A J+10 jours, ces petits organismes pluricellulaires ont attaqué les 15 ml d’archives touchées directement par une infiltration d’eau (salée !) : on s’y attendait. Ces fonds avaient été évacués dès le lendemain de la visite d’Irma dans un autre espace ventilé naturellement pour les sécher, mais surtout pour les isoler des autres et éviter ainsi la propagation de l’infestation.

Malheureusement, l’humidité apportée par les ouragans, ainsi qu’une phase climatique très pluvieuse d’octobre à décembre, a accéléré le développement inexorable des moisissures. La méthode de congélation ne pouvait absolument pas être mise en œuvre : les capacités frigorifiques sont modestes dans les territoires ultramarins et, heureusement, entièrement mobilisées pour le secours à la population. Au regard des dégâts, l’électricité ne pouvait être rétablie. 

AT_tracabilite constante des fonds_vignette.jpgPour ralentir la progression des moisissures et les traiter, deux chaînes de travail ont alors été mises en place en parallèle. La première était dédiée au ménage à l’eau de javel du mobilier, des murs et des sols, sans oublier les rayonnages passés à l’alcool modifié à chaque déplacement préalable d’archives. La seconde devait traiter les documents : évaluation du niveau d’infestation, adaptation du protocole en fonction de la fragilité des supports et des encres, nettoyage par tamponnage à l’alcool ou à sec (selon les critères précédents), séchage dans un autre espace et surveillance d’une reprise éventuelle de moisissures. La traçabilité des archives a été assurée à chaque déplacement et un récolement mis à jour tous les mois (voir photo ci-contre).

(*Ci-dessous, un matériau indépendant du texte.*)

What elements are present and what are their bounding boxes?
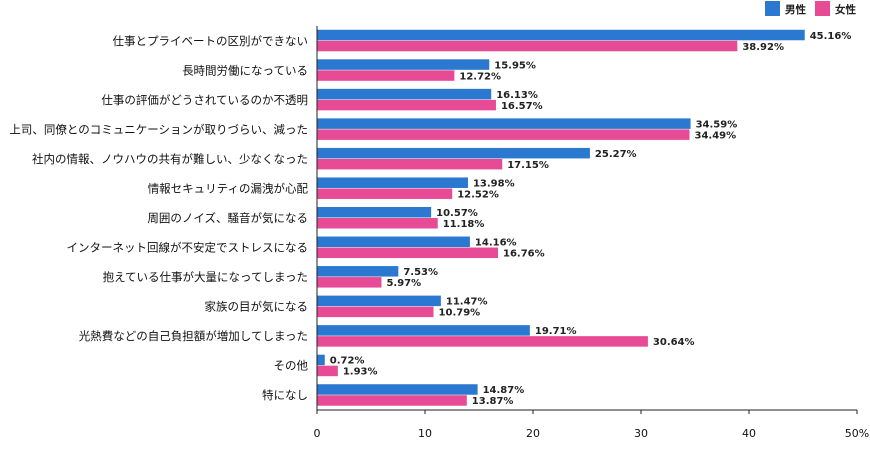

Après 5 à 8 semaines sans reprise, les fonds ont été reconditionnés et font toujours l’objet d’une surveillance. 70% des fonds ont subi un développement de moisissures caractérisé de « très léger » à « important » en 5 semaines. Grâce au don de matériel des Archives nationales (Paris), nous avons pu continuer ce travail car nos réserves de gants, masques, papier absorbant, gel antibactérien et conditionnement d’archives s’amenuisaient à vue d’œil. Notre « armoire cyclonique », qui regroupait ce précieux matériel d’intervention d’urgence, a donc rempli pleinement son usage. Mais sans ce don de matériel, nous n’aurions pas pu rester dans la bataille aussi longtemps.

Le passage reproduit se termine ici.